View Full Version : Bash - grep with user specified pattern [help]

October 4th, 2009, 06:21 AM
Hey there. I'm having trouble getting this script to work right.
I want to input a pattern for grep, 'mtu' for instance, but having $zSearch instead of 'mtu' doesn't work.

Here is the script.


read -p "Enter the target directory to search:" zTarget
read -p "Enter the search option ['mtu']:" zSearch
read -p "Would you like to start the script [Y/N]:" zStart
if [ -e $zStart ] || [[ $zStart == [nN]* ]]; then
echo "Exit 0"
exit 0; fi
find $zTarget -type f -name '*.c' | while read zIn; do
zOut=`grep -n -H $zSearch $zIn` # This is the problem
echo "$zOut"; done

# zName=`grep -n -H $zSearch $zFirst` doesn't work?
Why doesn't the user variable work?
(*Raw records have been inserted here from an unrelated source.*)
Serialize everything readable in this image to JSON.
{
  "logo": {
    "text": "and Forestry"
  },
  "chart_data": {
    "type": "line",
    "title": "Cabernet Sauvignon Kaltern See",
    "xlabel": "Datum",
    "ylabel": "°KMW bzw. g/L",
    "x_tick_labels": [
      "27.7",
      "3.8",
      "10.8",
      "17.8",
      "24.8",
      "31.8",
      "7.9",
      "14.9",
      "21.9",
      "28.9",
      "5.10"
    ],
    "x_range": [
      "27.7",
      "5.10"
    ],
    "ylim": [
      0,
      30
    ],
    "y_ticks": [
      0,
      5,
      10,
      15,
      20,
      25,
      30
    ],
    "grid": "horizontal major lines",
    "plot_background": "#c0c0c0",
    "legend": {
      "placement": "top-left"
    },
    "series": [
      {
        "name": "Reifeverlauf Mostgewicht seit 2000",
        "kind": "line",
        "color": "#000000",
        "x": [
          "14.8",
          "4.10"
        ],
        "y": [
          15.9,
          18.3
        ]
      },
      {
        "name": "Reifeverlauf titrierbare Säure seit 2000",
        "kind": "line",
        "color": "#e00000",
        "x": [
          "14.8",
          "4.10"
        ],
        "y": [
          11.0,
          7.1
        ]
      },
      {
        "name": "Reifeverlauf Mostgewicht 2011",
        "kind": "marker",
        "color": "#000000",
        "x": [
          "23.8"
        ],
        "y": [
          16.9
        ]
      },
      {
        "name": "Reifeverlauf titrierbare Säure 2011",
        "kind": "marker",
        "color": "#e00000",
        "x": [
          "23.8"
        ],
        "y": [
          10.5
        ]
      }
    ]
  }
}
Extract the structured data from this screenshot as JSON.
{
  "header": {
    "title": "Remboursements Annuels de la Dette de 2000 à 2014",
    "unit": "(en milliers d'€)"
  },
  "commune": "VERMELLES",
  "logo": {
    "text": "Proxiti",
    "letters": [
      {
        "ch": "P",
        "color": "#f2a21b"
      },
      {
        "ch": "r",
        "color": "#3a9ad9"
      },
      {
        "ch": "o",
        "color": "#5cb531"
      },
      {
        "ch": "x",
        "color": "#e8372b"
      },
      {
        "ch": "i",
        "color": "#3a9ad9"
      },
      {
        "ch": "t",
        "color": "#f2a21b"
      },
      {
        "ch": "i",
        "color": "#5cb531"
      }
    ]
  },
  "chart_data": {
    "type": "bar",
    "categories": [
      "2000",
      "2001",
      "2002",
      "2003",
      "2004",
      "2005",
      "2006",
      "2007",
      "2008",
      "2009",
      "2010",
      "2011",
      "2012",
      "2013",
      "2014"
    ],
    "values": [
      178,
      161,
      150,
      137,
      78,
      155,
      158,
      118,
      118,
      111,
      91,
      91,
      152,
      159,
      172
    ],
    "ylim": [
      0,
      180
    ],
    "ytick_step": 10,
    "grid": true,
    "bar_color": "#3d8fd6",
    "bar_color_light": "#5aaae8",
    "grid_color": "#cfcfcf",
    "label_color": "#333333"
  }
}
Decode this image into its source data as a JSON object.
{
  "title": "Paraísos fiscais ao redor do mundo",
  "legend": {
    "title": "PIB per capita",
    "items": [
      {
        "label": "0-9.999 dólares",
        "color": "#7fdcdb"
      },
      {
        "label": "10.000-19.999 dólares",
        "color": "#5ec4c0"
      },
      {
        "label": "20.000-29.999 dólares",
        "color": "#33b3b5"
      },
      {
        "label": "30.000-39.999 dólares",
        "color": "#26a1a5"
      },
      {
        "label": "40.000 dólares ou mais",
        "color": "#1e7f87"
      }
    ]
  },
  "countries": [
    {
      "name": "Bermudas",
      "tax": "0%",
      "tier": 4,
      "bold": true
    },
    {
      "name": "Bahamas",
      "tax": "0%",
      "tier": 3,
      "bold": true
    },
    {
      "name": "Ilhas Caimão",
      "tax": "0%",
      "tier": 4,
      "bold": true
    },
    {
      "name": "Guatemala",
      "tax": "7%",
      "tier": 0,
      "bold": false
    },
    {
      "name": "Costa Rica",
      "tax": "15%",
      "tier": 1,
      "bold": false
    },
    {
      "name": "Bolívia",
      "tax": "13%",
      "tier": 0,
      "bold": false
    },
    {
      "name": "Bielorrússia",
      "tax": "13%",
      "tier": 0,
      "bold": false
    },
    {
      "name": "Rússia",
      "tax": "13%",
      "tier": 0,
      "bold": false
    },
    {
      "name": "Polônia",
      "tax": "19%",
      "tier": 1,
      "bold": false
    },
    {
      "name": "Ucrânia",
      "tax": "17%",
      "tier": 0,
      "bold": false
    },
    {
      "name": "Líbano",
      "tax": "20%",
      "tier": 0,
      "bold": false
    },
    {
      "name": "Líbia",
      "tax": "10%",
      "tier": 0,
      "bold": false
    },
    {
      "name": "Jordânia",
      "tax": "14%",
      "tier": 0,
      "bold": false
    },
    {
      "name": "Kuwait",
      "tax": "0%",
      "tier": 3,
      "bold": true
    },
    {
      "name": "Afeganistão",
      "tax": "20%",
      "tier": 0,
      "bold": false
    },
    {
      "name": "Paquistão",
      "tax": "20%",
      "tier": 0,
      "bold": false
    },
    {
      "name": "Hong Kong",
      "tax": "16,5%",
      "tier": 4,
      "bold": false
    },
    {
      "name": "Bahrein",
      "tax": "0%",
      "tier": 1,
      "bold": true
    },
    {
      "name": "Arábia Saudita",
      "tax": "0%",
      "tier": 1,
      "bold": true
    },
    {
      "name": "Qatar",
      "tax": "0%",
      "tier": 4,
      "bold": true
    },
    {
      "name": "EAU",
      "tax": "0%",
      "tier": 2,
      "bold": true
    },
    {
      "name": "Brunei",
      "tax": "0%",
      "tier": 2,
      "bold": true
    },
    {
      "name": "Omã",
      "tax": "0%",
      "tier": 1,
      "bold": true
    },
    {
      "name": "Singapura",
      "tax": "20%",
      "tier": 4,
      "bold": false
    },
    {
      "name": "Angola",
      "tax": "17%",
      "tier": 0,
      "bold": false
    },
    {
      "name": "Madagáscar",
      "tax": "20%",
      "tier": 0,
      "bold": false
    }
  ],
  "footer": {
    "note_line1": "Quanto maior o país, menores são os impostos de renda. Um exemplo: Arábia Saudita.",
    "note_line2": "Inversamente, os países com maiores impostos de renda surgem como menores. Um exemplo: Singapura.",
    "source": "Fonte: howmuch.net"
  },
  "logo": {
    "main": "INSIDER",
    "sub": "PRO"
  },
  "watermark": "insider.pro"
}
Is there another way to input a pattern to grep?
I'm trying to search a directory full of source code for specific functions.
Any help would be appreciated!

October 4th, 2009, 07:28 AM
Why don't you just do:

find . -name "*.c" | xargs grep -n -H <string>

Aside from that, do you mean:

if [ -e $zStart ] && [[ $zStart == [nN]* ]]; then


October 4th, 2009, 03:21 PM
Well I will have to try that. Thanks

And for this.

if [ -e $zStart ] && [[ $zStart == [nN]* ]]; then

If zStart has a length of zero or the letter n or N, then exit 0.
The way you have it is if it's empty and the letter n or N?
Oh and it should be [ -z $zStart ] not -e. My b I messed that up.